Category 18 April 2019

Providing consumers with an incentive for collecting and recycling old clothes

Being the leading retailer of clothing, household products and food in the United Kingdom, Marks & Spencer (M&S) started the initiative ‘shwopping’ (swap + shopping) to promote the recycling and reuse of clothes, while also reducing the amount of waste sent to landfill. Consumers receive a voucher for a discount of £5 upon returning a bag full of old clothes to their local M&S or Oxfam store. Oxfam can then reuse these clothes either by, directly reselling them, reprocessing them into restyled garments or selling them in bulk for secondary uses.

The challenge

Annually 1 billion clothing items are sent to landfill in the United Kingdom. Current landfill capacities are limited to handle waste in such quantities and there is a need to find ways to promote the recycling of used clothing items. Following this need, M&S aims to recycle as much clothing as it sells each year.

The innovation

M&S launched the shwopping initiative by signing Joanna Lumley, a British actress and celebrity, as the campaign face and Oxfam as the implementation partner. Consumers are offered a discount of £5 upon dropping a bag full of old clothes, jewellery and underwear (as these items are valuable to Oxfam as they are in high demand in poorer countries) off at a shwopping box at a participating M&S and Oxfam store.  The bag must include at least one item with the M&S label, and they can then use the £5 voucher  as long as they spend £35 or more in a participating store.

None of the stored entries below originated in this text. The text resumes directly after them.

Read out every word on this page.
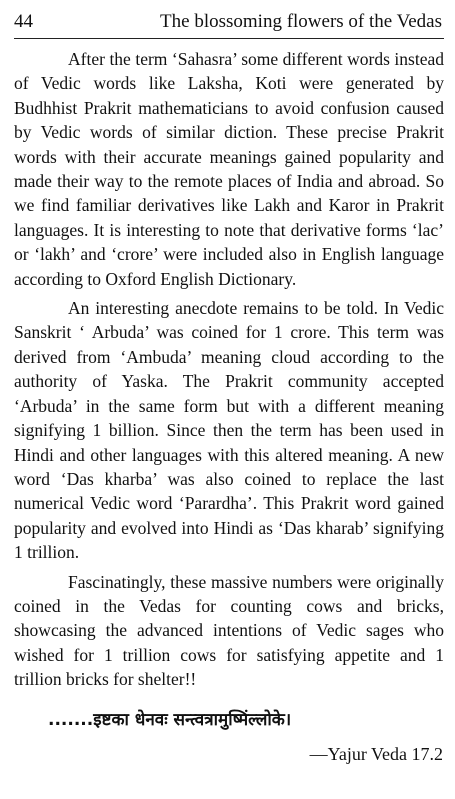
44	The blossoming flowers of the Vedas

After the term ‘Sahasra’ some different words instead of Vedic words like Laksha, Koti were generated by Budhhist Prakrit mathematicians to avoid confusion caused by Vedic words of similar diction. These precise Prakrit words with their accurate meanings gained popularity and made their way to the remote places of India and abroad. So we find familiar derivatives like Lakh and Karor in Prakrit languages. It is interesting to note that derivative forms ‘lac’ or ‘lakh’ and ‘crore’ were included also in English language according to Oxford English Dictionary.

An interesting anecdote remains to be told. In Vedic Sanskrit ‘ Arbuda’ was coined for 1 crore. This term was derived from ‘Ambuda’ meaning cloud according to the authority of Yaska. The Prakrit community accepted ‘Arbuda’ in the same form but with a different meaning signifying 1 billion. Since then the term has been used in Hindi and other languages with this altered meaning. A new word ‘Das kharba’ was also coined to replace the last numerical Vedic word ‘Parardha’. This Prakrit word gained popularity and evolved into Hindi as ‘Das kharab’ signifying 1 trillion.

Fascinatingly, these massive numbers were originally coined in the Vedas for counting cows and bricks, showcasing the advanced intentions of Vedic sages who wished for 1 trillion cows for satisfying appetite and 1 trillion bricks for shelter!!

.......इष्टका धेनवः सन्त्वत्रामुष्मिंल्लोके।
—Yajur Veda 17.2
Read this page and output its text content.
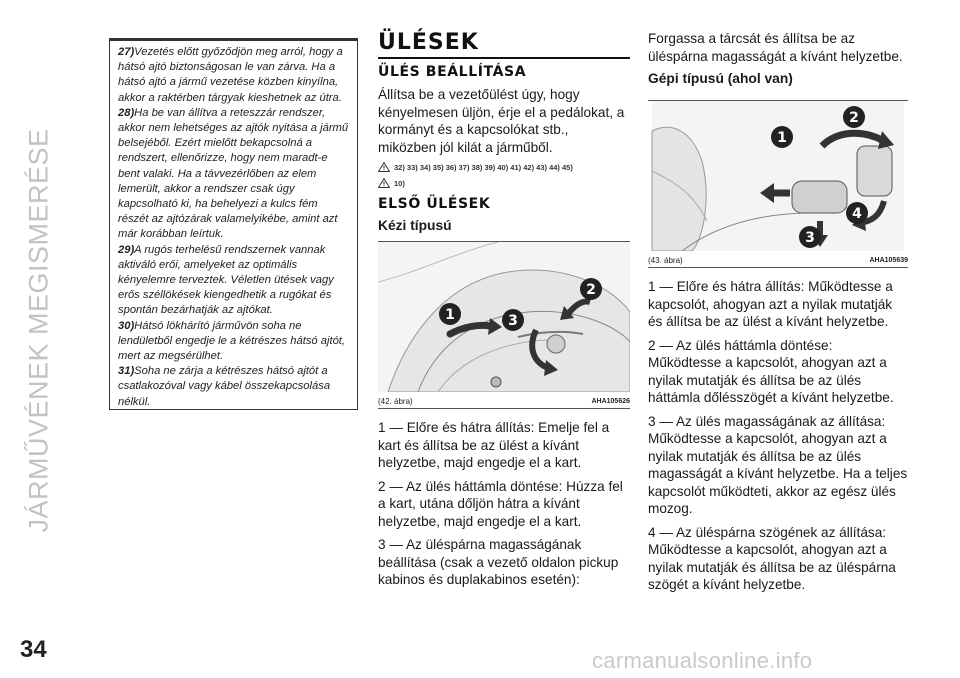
JÁRMŰVÉNEK MEGISMERÉSE

27)Vezetés előtt győződjön meg arról, hogy a hátsó ajtó biztonságosan le van zárva. Ha a hátsó ajtó a jármű vezetése közben kinyílna, akkor a raktérben tárgyak kieshetnek az útra.

28)Ha be van állítva a reteszzár rendszer, akkor nem lehetséges az ajtók nyitása a jármű belsejéből. Ezért mielőtt bekapcsolná a rendszert, ellenőrizze, hogy nem maradt-e bent valaki. Ha a távvezérlőben az elem lemerült, akkor a rendszer csak úgy kapcsolható ki, ha behelyezi a kulcs fém részét az ajtózárak valamelyikébe, amint azt már korábban leírtuk.

29)A rugós terhelésű rendszernek vannak aktiváló erői, amelyeket az optimális kényelemre terveztek. Véletlen ütések vagy erős széllökések kiengedhetik a rugókat és spontán bezárhatják az ajtókat.

30)Hátsó lökhárító járművön soha ne lendületből engedje le a kétrészes hátsó ajtót, mert az megsérülhet.

31)Soha ne zárja a kétrészes hátsó ajtót a csatlakozóval vagy kábel összekapcsolása nélkül.

ÜLÉSEK
ÜLÉS BEÁLLÍTÁSA

Állítsa be a vezetőülést úgy, hogy kényelmesen üljön, érje el a pedálokat, a kormányt és a kapcsolókat stb., miközben jól kilát a járműből.

32) 33) 34) 35) 36) 37) 38) 39) 40) 41) 42) 43) 44) 45)
10)
ELSŐ ÜLÉSEK
Kézi típusú
1
2
3
(42. ábra)	AHA105626

1 — Előre és hátra állítás: Emelje fel a kart és állítsa be az ülést a kívánt helyzetbe, majd engedje el a kart.

2 — Az ülés háttámla döntése: Húzza fel a kart, utána dőljön hátra a kívánt helyzetbe, majd engedje el a kart.

3 — Az üléspárna magasságának beállítása (csak a vezető oldalon pickup kabinos és duplakabinos esetén):

Forgassa a tárcsát és állítsa be az üléspárna magasságát a kívánt helyzetbe.

Gépi típusú (ahol van)
1
2
3
4
(43. ábra)	AHA105639

1 — Előre és hátra állítás: Működtesse a kapcsolót, ahogyan azt a nyilak mutatják és állítsa be az ülést a kívánt helyzetbe.

2 — Az ülés háttámla döntése: Működtesse a kapcsolót, ahogyan azt a nyilak mutatják és állítsa be az ülés háttámla dőlésszögét a kívánt helyzetbe.

3 — Az ülés magasságának az állítása: Működtesse a kapcsolót, ahogyan azt a nyilak mutatják és állítsa be az ülés magasságát a kívánt helyzetbe. Ha a teljes kapcsolót működteti, akkor az egész ülés mozog.

4 — Az üléspárna szögének az állítása: Működtesse a kapcsolót, ahogyan azt a nyilak mutatják és állítsa be az üléspárna szögét a kívánt helyzetbe.

34	carmanualsonline.info
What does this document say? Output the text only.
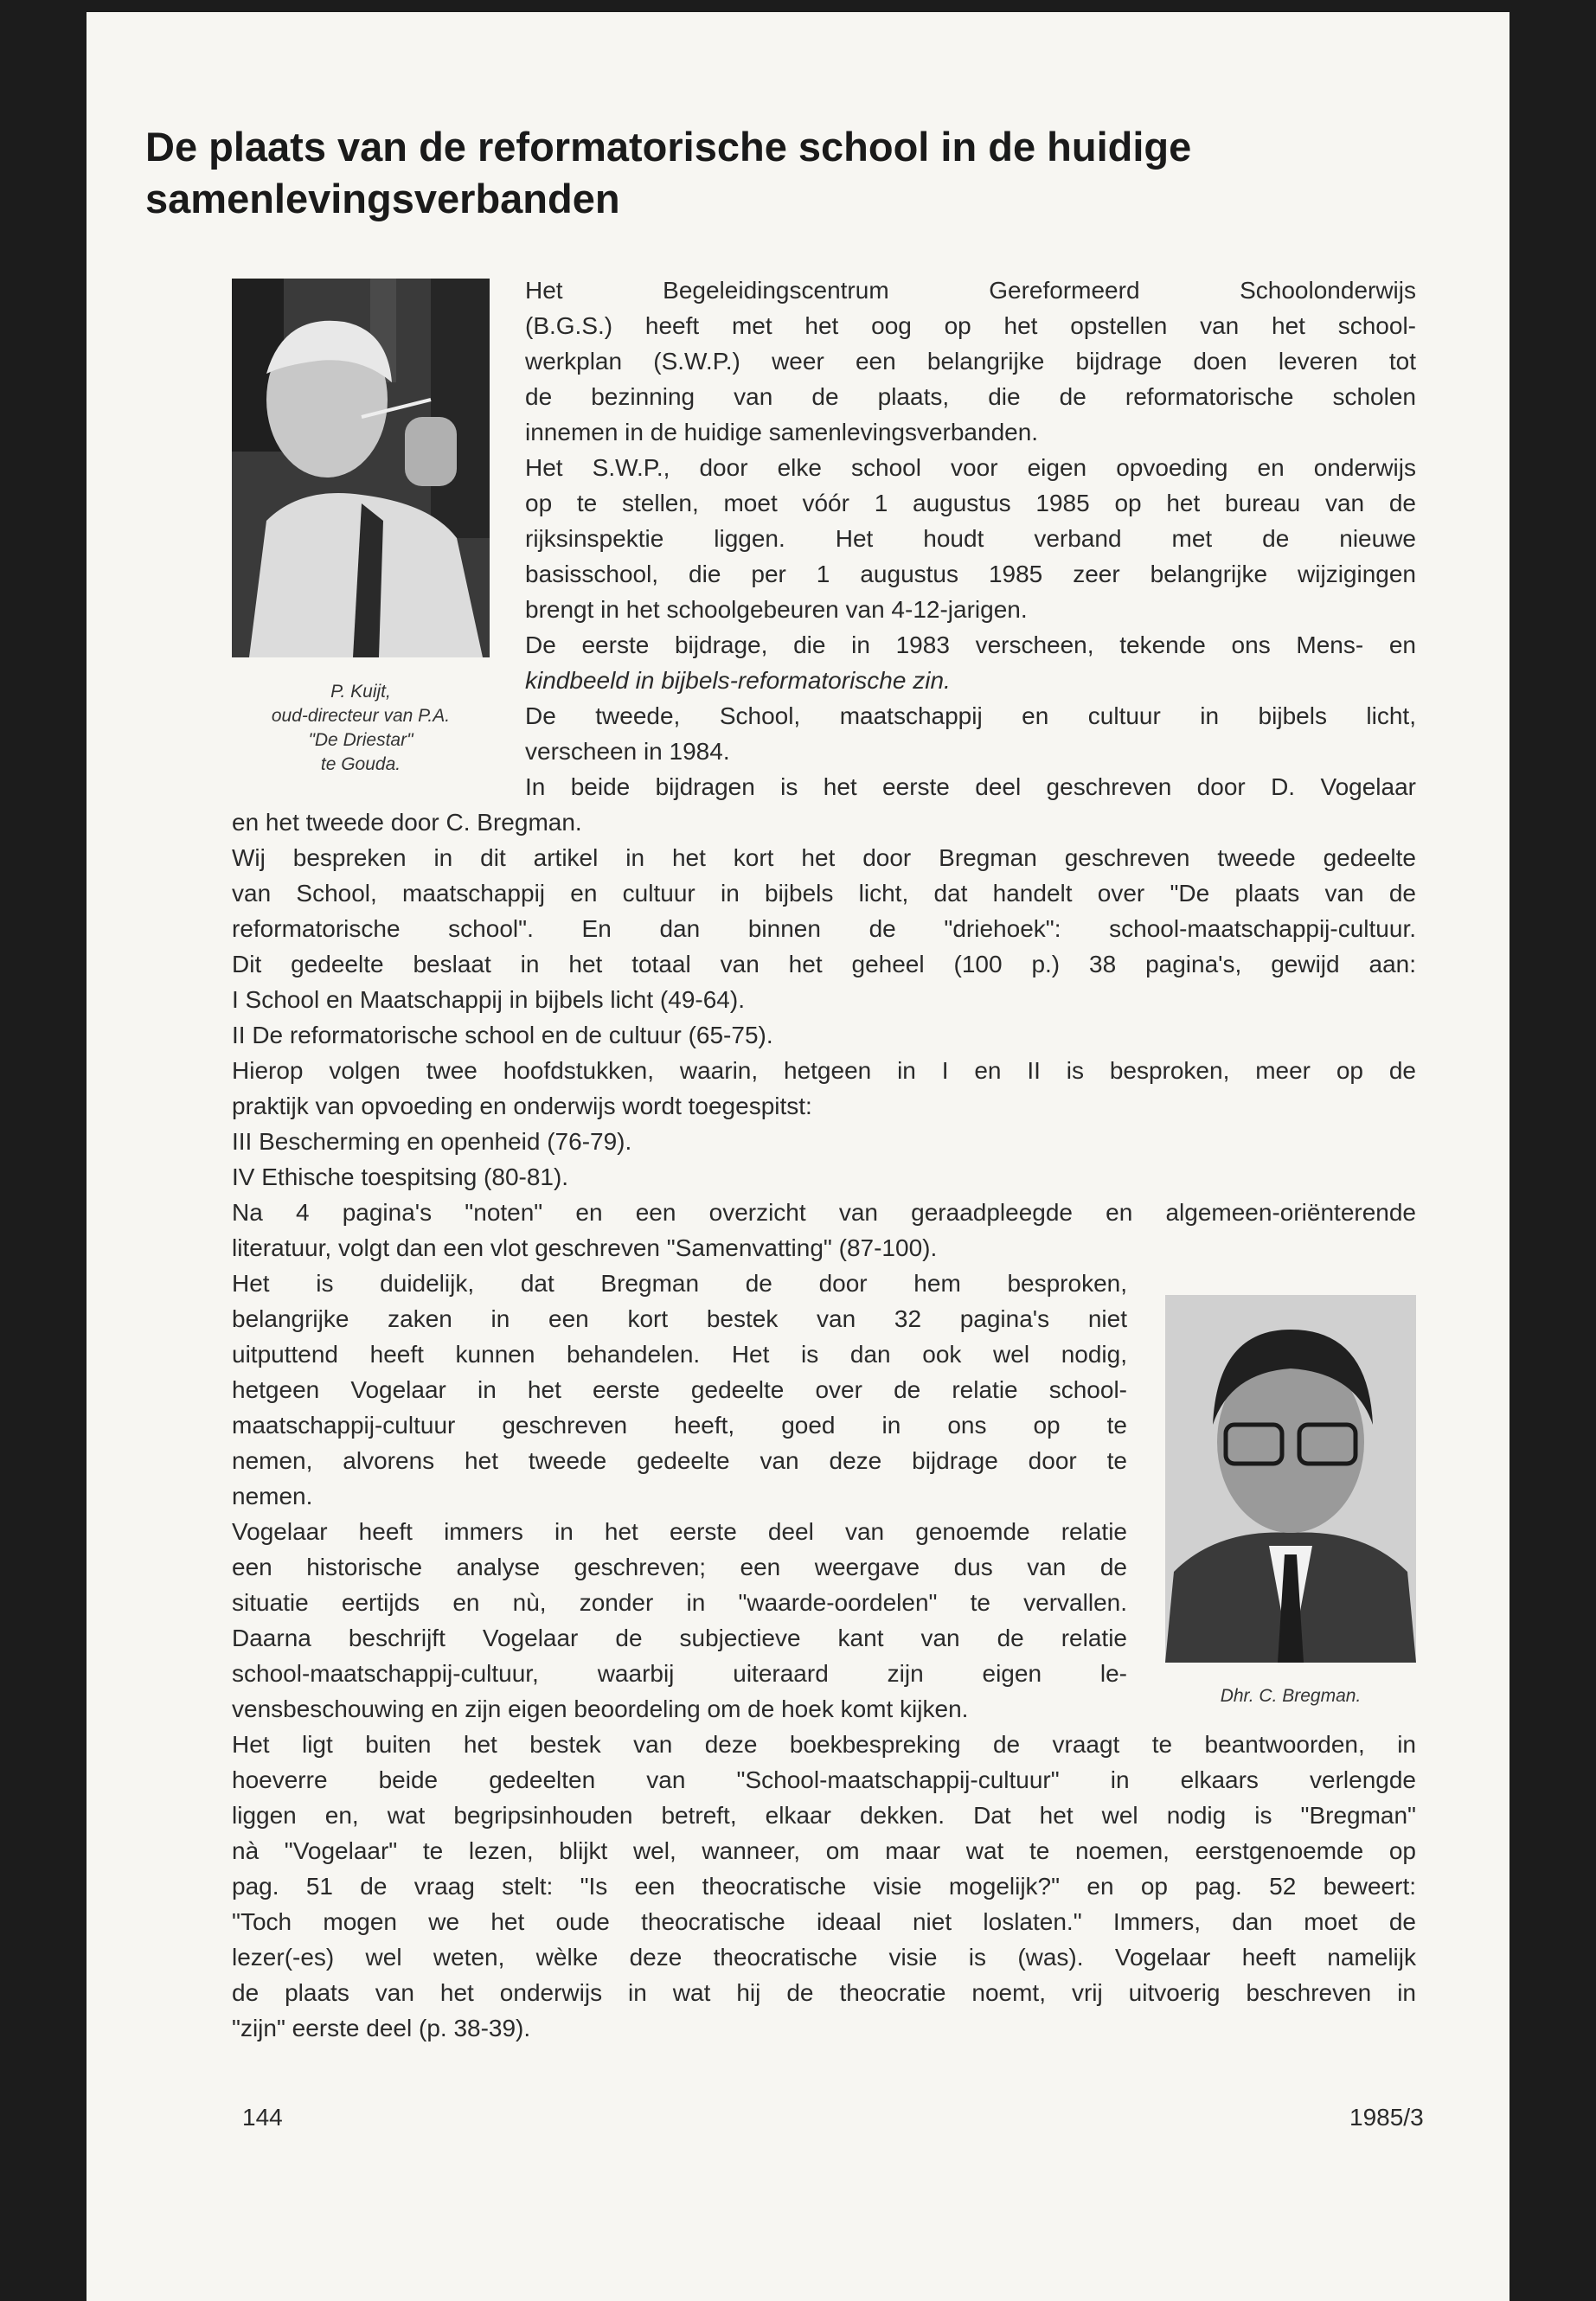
De plaats van de reformatorische school in de huidige
samenlevingsverbanden

P. Kuijt,
oud-directeur van P.A.
"De Driestar"
te Gouda.

Dhr. C. Bregman.

Het Begeleidingscentrum Gereformeerd Schoolonderwijs

(B.G.S.) heeft met het oog op het opstellen van het school-

werkplan (S.W.P.) weer een belangrijke bijdrage doen leveren tot

de bezinning van de plaats, die de reformatorische scholen

innemen in de huidige samenlevingsverbanden.

Het S.W.P., door elke school voor eigen opvoeding en onderwijs

op te stellen, moet vóór 1 augustus 1985 op het bureau van de

rijksinspektie liggen. Het houdt verband met de nieuwe

basisschool, die per 1 augustus 1985 zeer belangrijke wijzigingen

brengt in het schoolgebeuren van 4-12-jarigen.

De eerste bijdrage, die in 1983 verscheen, tekende ons Mens- en

kindbeeld in bijbels-reformatorische zin.

De tweede, School, maatschappij en cultuur in bijbels licht,

verscheen in 1984.

In beide bijdragen is het eerste deel geschreven door D. Vogelaar

en het tweede door C. Bregman.

Wij bespreken in dit artikel in het kort het door Bregman geschreven tweede gedeelte

van School, maatschappij en cultuur in bijbels licht, dat handelt over "De plaats van de

reformatorische school". En dan binnen de "driehoek": school-maatschappij-cultuur.

Dit gedeelte beslaat in het totaal van het geheel (100 p.) 38 pagina's, gewijd aan:

I School en Maatschappij in bijbels licht (49-64).

II De reformatorische school en de cultuur (65-75).

Hierop volgen twee hoofdstukken, waarin, hetgeen in I en II is besproken, meer op de

praktijk van opvoeding en onderwijs wordt toegespitst:

III Bescherming en openheid (76-79).

IV Ethische toespitsing (80-81).

Na 4 pagina's "noten" en een overzicht van geraadpleegde en algemeen-oriënterende

literatuur, volgt dan een vlot geschreven "Samenvatting" (87-100).

Het is duidelijk, dat Bregman de door hem besproken,

belangrijke zaken in een kort bestek van 32 pagina's niet

uitputtend heeft kunnen behandelen. Het is dan ook wel nodig,

hetgeen Vogelaar in het eerste gedeelte over de relatie school-

maatschappij-cultuur geschreven heeft, goed in ons op te

nemen, alvorens het tweede gedeelte van deze bijdrage door te

nemen.

Vogelaar heeft immers in het eerste deel van genoemde relatie

een historische analyse geschreven; een weergave dus van de

situatie eertijds en nù, zonder in "waarde-oordelen" te vervallen.

Daarna beschrijft Vogelaar de subjectieve kant van de relatie

school-maatschappij-cultuur, waarbij uiteraard zijn eigen le-

vensbeschouwing en zijn eigen beoordeling om de hoek komt kijken.

Het ligt buiten het bestek van deze boekbespreking de vraagt te beantwoorden, in

hoeverre beide gedeelten van "School-maatschappij-cultuur" in elkaars verlengde

liggen en, wat begripsinhouden betreft, elkaar dekken. Dat het wel nodig is "Bregman"

nà "Vogelaar" te lezen, blijkt wel, wanneer, om maar wat te noemen, eerstgenoemde op

pag. 51 de vraag stelt: "Is een theocratische visie mogelijk?" en op pag. 52 beweert:

"Toch mogen we het oude theocratische ideaal niet loslaten." Immers, dan moet de

lezer(-es) wel weten, wèlke deze theocratische visie is (was). Vogelaar heeft namelijk

de plaats van het onderwijs in wat hij de theocratie noemt, vrij uitvoerig beschreven in

"zijn" eerste deel (p. 38-39).

144	1985/3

All collected clothes are given to Oxfam, who can then resell the clothes online, at festivals or at overseas partner stores such as Frip Ethique in Senegal. Clothes which cannot be worn again are sold to designers for restyling into new collections. When the old garments can neither be made into new garments or resold, they can be sold in bulk to reprocessing companies where they are reused for different functions such as mattress filling, carpet underlay or as a last resort, incineration. The revenues Oxfam generates go towards their worldwide projects to reduce poverty (e.g. occupational training of HIV-infected persons in Zimbabwe).

Why did it work?

High volumes of clothing waste are sent annually to landfill in the United Kingdom increasing the burden on the country’s landfill capacities. The textile retailers are in an ideal position to educate consumers about the challenges of clothing waste and involve them in implementing a recycling solution that aims not only to reward their recycling behaviour but also to promote social responsibility among them.  The M&S incentive scheme emerged from the need to link the initiatives to recycle clothing waste with the global poverty alleviation efforts of charity organisations such as Oxfam. The design of the M&S shwopping scheme, allows consumers to better understand the link between their actions towards helping textile waste and recovery, protecting the environment and helping the poor in poverty stricken countries.

Further deployment

The M&S shwopping initiative has achieved recognition within the textile and clothing retail sector. Other competitor retailers are also designing similar initiatives, such as H&M’s ‘Conscious Collection’ discount scheme. The maturity of this eco-innovation is estimated to be beyond 9 on GML scale.